Pathogenesis

Natural infection is by inhalation and results in bronchiolitis and pneumonia. Some experimental studies have shown that infection of cattle by endotracheal intubation resulted in chronic disease, while natural infection by close contact with infected animals induced severe infection that was more likely to result in mortality, although other studies indicated that the only difference observed was in the incubation period, which was more variable in naturally infected cattle. It appears that the route of infection determines the outcome. While the typical respiratory lesions result from infection via the respiratory route, subcutaneous inoculation results in the development of an invasive local oedema known as the ‘Willems reaction’ after the person who performed the first inoculation trials in 1852. Intraperitoneal inoculation results in peritonitis. In natural infection the lesions are confined to the lungs in both the acute and chronic forms of the disease, apart from the arthritis that has been described in calves.
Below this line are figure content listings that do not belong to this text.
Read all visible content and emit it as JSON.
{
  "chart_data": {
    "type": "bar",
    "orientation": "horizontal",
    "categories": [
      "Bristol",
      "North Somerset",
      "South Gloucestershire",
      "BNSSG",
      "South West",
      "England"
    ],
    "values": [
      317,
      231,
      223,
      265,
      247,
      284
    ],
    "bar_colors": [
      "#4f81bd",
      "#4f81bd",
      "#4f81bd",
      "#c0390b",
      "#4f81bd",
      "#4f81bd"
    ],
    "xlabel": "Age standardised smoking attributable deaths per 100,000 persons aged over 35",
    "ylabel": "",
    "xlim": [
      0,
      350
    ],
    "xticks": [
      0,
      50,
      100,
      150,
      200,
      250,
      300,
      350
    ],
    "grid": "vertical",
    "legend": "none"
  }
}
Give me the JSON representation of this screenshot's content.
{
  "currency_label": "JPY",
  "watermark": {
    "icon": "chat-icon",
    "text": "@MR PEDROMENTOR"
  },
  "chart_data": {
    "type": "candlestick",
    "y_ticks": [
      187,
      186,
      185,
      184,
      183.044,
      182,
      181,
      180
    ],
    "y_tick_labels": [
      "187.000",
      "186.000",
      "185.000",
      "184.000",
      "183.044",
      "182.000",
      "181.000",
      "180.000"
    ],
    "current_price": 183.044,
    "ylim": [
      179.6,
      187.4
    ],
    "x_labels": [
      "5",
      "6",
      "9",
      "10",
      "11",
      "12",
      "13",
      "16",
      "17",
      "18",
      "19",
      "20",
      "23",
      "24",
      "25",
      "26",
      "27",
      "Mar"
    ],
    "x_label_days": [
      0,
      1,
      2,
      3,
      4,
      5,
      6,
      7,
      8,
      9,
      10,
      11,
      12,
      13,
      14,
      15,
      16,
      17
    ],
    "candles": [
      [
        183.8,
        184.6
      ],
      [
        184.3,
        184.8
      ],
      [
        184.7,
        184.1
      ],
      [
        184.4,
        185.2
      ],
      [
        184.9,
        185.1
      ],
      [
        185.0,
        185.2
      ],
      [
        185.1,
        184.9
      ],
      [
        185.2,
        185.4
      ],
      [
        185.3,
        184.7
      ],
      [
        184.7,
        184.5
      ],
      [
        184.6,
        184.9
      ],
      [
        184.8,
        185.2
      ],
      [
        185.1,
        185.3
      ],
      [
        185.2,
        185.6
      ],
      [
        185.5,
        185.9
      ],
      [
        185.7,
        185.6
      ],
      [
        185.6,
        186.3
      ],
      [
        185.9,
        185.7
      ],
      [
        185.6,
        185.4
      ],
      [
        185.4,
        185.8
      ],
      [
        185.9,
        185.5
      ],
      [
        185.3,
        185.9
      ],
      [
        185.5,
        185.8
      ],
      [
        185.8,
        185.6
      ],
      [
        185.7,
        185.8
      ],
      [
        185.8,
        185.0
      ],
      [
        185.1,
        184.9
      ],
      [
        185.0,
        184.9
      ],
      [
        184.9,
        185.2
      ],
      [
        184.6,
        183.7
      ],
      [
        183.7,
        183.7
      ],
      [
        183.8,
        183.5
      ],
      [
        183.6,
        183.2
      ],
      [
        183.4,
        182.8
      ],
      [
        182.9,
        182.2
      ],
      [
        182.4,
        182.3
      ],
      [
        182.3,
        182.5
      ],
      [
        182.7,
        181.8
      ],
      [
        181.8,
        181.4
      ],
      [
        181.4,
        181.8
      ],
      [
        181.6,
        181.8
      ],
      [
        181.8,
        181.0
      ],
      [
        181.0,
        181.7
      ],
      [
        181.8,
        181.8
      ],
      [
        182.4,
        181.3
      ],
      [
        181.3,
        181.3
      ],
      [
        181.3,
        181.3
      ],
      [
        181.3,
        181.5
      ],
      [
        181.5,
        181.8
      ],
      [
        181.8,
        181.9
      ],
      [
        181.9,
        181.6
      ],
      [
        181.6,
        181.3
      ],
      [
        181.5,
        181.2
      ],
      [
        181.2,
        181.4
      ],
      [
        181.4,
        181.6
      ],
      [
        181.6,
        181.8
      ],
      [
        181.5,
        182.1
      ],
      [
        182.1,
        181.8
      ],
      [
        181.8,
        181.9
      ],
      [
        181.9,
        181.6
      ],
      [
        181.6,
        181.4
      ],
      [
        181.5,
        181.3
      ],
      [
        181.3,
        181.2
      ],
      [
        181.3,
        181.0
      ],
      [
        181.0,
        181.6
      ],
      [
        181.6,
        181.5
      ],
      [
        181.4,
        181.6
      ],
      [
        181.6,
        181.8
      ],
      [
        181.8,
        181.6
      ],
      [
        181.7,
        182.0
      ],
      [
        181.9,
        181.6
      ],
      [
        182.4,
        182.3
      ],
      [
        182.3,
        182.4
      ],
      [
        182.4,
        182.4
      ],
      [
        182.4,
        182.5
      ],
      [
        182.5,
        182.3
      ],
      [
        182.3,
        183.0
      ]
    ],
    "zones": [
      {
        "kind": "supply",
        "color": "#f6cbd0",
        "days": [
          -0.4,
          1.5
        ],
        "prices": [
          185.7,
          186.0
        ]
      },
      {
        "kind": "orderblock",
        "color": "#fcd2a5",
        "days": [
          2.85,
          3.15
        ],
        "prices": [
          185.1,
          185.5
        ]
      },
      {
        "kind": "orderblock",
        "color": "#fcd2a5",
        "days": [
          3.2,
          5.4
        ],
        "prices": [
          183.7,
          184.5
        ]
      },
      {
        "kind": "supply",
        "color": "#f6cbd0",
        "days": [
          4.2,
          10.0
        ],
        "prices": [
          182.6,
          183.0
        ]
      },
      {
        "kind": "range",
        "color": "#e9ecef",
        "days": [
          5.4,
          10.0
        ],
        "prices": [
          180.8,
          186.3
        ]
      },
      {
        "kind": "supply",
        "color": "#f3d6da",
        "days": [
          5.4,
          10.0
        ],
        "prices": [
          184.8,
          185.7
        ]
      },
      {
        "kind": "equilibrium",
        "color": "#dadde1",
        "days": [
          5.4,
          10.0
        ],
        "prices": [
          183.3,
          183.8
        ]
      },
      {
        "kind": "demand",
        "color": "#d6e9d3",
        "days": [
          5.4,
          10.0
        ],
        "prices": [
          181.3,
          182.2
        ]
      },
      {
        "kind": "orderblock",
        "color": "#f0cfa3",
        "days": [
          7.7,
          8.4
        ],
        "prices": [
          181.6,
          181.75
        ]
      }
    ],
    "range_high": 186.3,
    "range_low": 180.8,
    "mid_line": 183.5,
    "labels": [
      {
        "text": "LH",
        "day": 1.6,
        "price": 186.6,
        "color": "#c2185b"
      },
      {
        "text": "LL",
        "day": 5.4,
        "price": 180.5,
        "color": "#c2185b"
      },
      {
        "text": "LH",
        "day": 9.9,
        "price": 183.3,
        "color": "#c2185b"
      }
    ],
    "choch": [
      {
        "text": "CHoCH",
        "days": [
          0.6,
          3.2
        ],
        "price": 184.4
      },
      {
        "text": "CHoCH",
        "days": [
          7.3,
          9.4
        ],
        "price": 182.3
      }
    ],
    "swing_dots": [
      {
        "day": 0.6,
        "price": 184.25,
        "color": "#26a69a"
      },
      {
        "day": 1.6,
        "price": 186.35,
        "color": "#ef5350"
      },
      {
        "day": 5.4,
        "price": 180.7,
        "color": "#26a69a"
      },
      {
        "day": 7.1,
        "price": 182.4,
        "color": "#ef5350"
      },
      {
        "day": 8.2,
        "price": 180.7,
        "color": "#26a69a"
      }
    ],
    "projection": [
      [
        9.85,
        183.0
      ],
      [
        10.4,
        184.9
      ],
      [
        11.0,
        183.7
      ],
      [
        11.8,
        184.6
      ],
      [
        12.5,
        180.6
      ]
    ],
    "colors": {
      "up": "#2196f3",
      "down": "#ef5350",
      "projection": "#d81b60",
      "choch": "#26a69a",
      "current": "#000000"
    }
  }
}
The result of the multiplication of MmmSC in the lung is severe inflammation that causes respiratory distress and can result in the death of 30 per cent or more of the affected cattle. The pathogenesis of CBPP has not been fully elucidated because of the high cost of experimental work in cattle and the lack of a laboratory animal model. Given the severity of the disease, there are also ethical considerations. However, individual molecular mechanisms that contribute to virulence can be studied using a variety of techniques such as in vitro immunoassays, cellular studies and mouse infection bioassays.

Actions involved in virulence include evasion of the host’s immune system, tight adhesion to the surface of the host’s cells, dissemination and persistence in the host, efficient importation of required nutrients and induction of cytotoxicity in the host. Mycoplasmas have the smallest genomes of all self-replicating organisms. Complete sequencing of the genome of MmmSC in 2004 has revealed a lack of genes encoding primary virulence factors like toxins, cytolysins and invasins that are generally found in other bacteria, so that virulence depends on intrinsic metabolic and catabolic functions as well as surface proteins and their regulation. For example, recent studies have confirmed that the production of large amounts of hydrogen peroxide (H2O2) due to a gene that facilitates active uptake of glycerol, which is phosphorylated and then metabolised further to release H2O2, which is then transported into the host cell, is important for virulence. The MmmSC strain that caused the outbreaks of CBPP in Europe in the last decades of the 20th century lacked the genes necessary for this process and caused mild disease. Tight adhesion of the pathogen to the host cell is required for the H2O2 to be released into the host cell and produce a cytotoxic effect, since a strain that produced large amounts of H2O2 but did not adhere well to the surface was unable to cause cytotoxicity.

Evasion of the host immune system and the ability to disseminate and persist in the host appear to be related to effects of the pathogen on cells responsible for the immune response. In vitro experiments indicated that MmmSC is capable of inducing apoptosis in all types of blood leucocytes (all lymphocyte and monocyte/granulocyte subsets), although no genetic basis for this was found; production of TN-alpha by MmmSC may be involved, as in association with NF-kappa-B it is associated with induction of apoptosis Furthermore, the progression of clinical signs in acute disease was associated with decreased interferon production by peripheral blood mononuclear cells.  

Virulence appears to depend strongly on surface antigens that protect the organism and cause various reactions in the host. The capsular polysaccharide galactan has cytopathic and vaso-active effects and contributes to the ability of the organism to spread and persist in the host, probably owing to its ability to protect the organism. Surface lipoproteins have been identified that are strongly antigenic and are believed to have important roles in virulence. Several have been identified as promising candidates for mediation of adhesion, including a variable surface lipoprotein that appears to be specific to MmmSC. Although adhesins have been found in other mycoplasmas and are considered to be central to their pathogenicity, enabling transport into the host cell of substances that induce the inflammatory reaction as well as being responsible for species specificity and tissue tropism, none have to date been found in MmmSC. Lipoproteins are also considered to play an important role in immunopathogenicity. The membrane protein L-alpha-glycerophosphate oxidase (GlpO) has been identified as playing a central role in cytotoxicity by catalysing the oxidation of glycerol-3-phosphate, which results in the release of H2O2. The presence of H2O2 and/or reactive oxygen species in the host cell may cause direct damage as well as triggering an inflammatory reaction. Some of the differences in virulence between strains including vaccine and field strains may be explained by a single nucleotide polymorphism in the gene encoding 6-phospho-beta-glucosidase (Bgl) that determines the isoform in which Bgl occurs.